PAXsims

Conflict simulation, peacebuilding, and development

A seat at the gaming table: MORS Wargaming Certificate

The following article was written for PAXsims by Nathalie Marver-Kwon, a sophomore at Georgetown University’s Walsh School of Foreign Service studying geography and Russian. She is a teaching assistant for geography and engages in research on Russian geopolitics. She is the Secretary / Treasurer for Georgetown University Wargaming Society (GUWS) and an aspiring wargame designer. She is originally from Seattle, WA. 


From October 24th through October 28th, 2022, I attended MORS and Virginia Tech’s Certificate in Wargaming course. I was able to attend through a scholarship granted to me directly by the program, the first of an annual prize for undergraduate and graduate students with demonstrated interest in professional wargaming. I felt incredibly lucky to be sitting in the same Zoom call as professional wargamers and analysts from all over the world. Through the course, I wanted to learn how to design and develop games in a structured way. More importantly, the MORS certificate represented a significant first step into the world of professional wargaming, an historically exclusive field.

On the first day Peter Perla walked us through his Artist, Analyst, Architect model on game design. He emphasized there is no one-size-fits-all for the design process. Similarly, the players who make up the game are just as important to the gameplay as the design. If a group of experts is playing a game on their expertise, their decision-making in the gamespace will be influenced by their knowledge. A game of non-experts in the same game will engage with the game content more intuitively and less knowledgeably – focusing more on the inherent incentives of the game design. As game designers and facilitators, it is important we keep the audience in mind as we consider the best way to adjudicate and hot-wash. How can we as facilitators maintain positive neutrality in gameplay and still engage the players? “Reading the room” is a necessary soft skill for wargame facilitators, a skill developed through practice and experience. This idea is especially important if we want to diversify the wargaming community by encouraging game participation from newcomers.

James “Pigeon” Fielder explored the idea of the “magic circle” with us– the mental space where the game actually takes place. As Perla explained, the real game is inside the player’s heads, where they make decisions, and assess their role in the whole. This environment of decision-making is what distinguishes a wargame from other forms of analysis or M&S. The physical game is the symbolic representation and medium of that mental space. When players are in the magic circle, they identify with their role in the game and engage with it as if it is real. Understanding player psychology is a key part of the design process as we pick what physical pieces of the game can best hold dynamic play meaning. For example, character cards give players a basis for their role while leaving room for personal injects; movement-constrained player pieces inherently nudge players towards spatial thinking. Anticipating which mode of thinking a player will utilize in the game will inform what pieces to provide them to that end.

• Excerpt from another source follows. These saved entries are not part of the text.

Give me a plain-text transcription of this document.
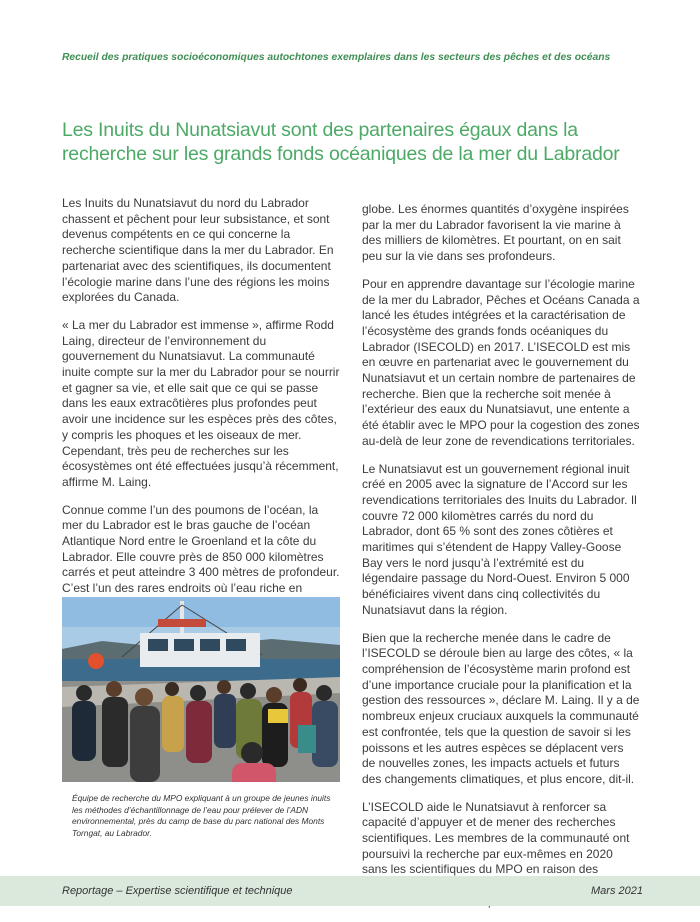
Recueil des pratiques socioéconomiques autochtones exemplaires dans les secteurs des pêches et des océans
Les Inuits du Nunatsiavut sont des partenaires égaux dans la recherche sur les grands fonds océaniques de la mer du Labrador

Les Inuits du Nunatsiavut du nord du Labrador chassent et pêchent pour leur subsistance, et sont devenus compétents en ce qui concerne la recherche scientifique dans la mer du Labrador. En partenariat avec des scientifiques, ils documentent l’écologie marine dans l’une des régions les moins explorées du Canada.

« La mer du Labrador est immense », affirme Rodd Laing, directeur de l’environnement du gouvernement du Nunatsiavut. La communauté inuite compte sur la mer du Labrador pour se nourrir et gagner sa vie, et elle sait que ce qui se passe dans les eaux extracôtières plus profondes peut avoir une incidence sur les espèces près des côtes, y compris les phoques et les oiseaux de mer. Cependant, très peu de recherches sur les écosystèmes ont été effectuées jusqu’à récemment, affirme M. Laing.

Connue comme l’un des poumons de l’océan, la mer du Labrador est le bras gauche de l’océan Atlantique Nord entre le Groenland et la côte du Labrador. Elle couvre près de 850 000 kilomètres carrés et peut atteindre 3 400 mètres de profondeur. C’est l’un des rares endroits où l’eau riche en

Équipe de recherche du MPO expliquant à un groupe de jeunes inuits les méthodes d’échantillonnage de l’eau pour prélever de l’ADN environnemental, près du camp de base du parc national des Monts Torngat, au Labrador.

globe. Les énormes quantités d’oxygène inspirées par la mer du Labrador favorisent la vie marine à des milliers de kilomètres. Et pourtant, on en sait peu sur la vie dans ses profondeurs.

Pour en apprendre davantage sur l’écologie marine de la mer du Labrador, Pêches et Océans Canada a lancé les études intégrées et la caractérisation de l’écosystème des grands fonds océaniques du Labrador (ISECOLD) en 2017. L’ISECOLD est mis en œuvre en partenariat avec le gouvernement du Nunatsiavut et un certain nombre de partenaires de recherche. Bien que la recherche soit menée à l’extérieur des eaux du Nunatsiavut, une entente a été établir avec le MPO pour la cogestion des zones au-delà de leur zone de revendications territoriales.

Le Nunatsiavut est un gouvernement régional inuit créé en 2005 avec la signature de l’Accord sur les revendications territoriales des Inuits du Labrador. Il couvre 72 000 kilomètres carrés du nord du Labrador, dont 65 % sont des zones côtières et maritimes qui s’étendent de Happy Valley-Goose Bay vers le nord jusqu’à l’extrémité est du légendaire passage du Nord-Ouest. Environ 5 000 bénéficiaires vivent dans cinq collectivités du Nunatsiavut dans la région.

Bien que la recherche menée dans le cadre de l’ISECOLD se déroule bien au large des côtes, « la compréhension de l’écosystème marin profond est d’une importance cruciale pour la planification et la gestion des ressources », déclare M. Laing. Il y a de nombreux enjeux cruciaux auxquels la communauté est confrontée, tels que la question de savoir si les poissons et les autres espèces se déplacent vers de nouvelles zones, les impacts actuels et futurs des changements climatiques, et plus encore, dit-il.

L’ISECOLD aide le Nunatsiavut à renforcer sa capacité d’appuyer et de mener des recherches scientifiques. Les membres de la communauté ont poursuivi la recherche par eux-mêmes en 2020 sans les scientifiques du MPO en raison des

Reportage – Expertise scientifique et technique	Mars 2021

Mike Markowitz’s presentation on graphic design answered more of my questions about practical game design. What do colors convey? What implicit meaning does map orientation hold? As a designer, it is easy to burrow into a checklist of necessary game parts– die, board, cards. But if I learned anything, it’s that answering the human-centered questions about a game concept is primary, and the mechanics will follow from there. Asking “what happens in the real world with this concept?” answers the question of “how should my players receive or relay information in the game world of this concept?” From there, we can parse down the information input into simple but significant design components.

The most helpful part of the class was putting the ideas we had learned all week into practice on the last day. Paul Vebber and Dr. Ed McGrady facilitated a brainstorm, and then broke us into small groups to discuss each other’s ideas. My small group outlined a rough plan for how we would execute a game about state capture. Condensing our ideas and understanding of state capture into simple mechanics was difficult. At times, we got caught in details of team size and turn quantity, which felt a bit abstracted from the game concept– picking between two and three people per team felt arbitrary. However, as I reminded myself, the difference between two and three people as a thought-group is vast, and could influence how that team plays and approaches intra-team negotiation. Refocusing our mechanics meant tying team size back to the actual politics of state capture and returning to those fundamental concept questions. I enjoyed the process and learned a lot from the ideas of my classmates. Their different perspectives and experiences were reflected in their approach to game design and analysis. If I could change one thing about the course, I would have liked more time to pick the brains of the other participants after each lesson and activity.

Thank you to the instructors, Dr. Ed McGrady, Peter Perla, Paul Vebber, Phil Pournelle, Mike Markowitz, James “Pigeon” Fielder, and Becca Wasser for their time and expertise. Thank you to the MORS staff for hosting the class. I have so many ideas for game designs I want to pursue now, and the toolkit to approach it. Institutional access to the MORS course and other official forums for wargaming is essential for young wargamers and aspiring designers. Meeting wargamers far into their career and learning the trade from them gave me a view of the path I am following and what lies at the end.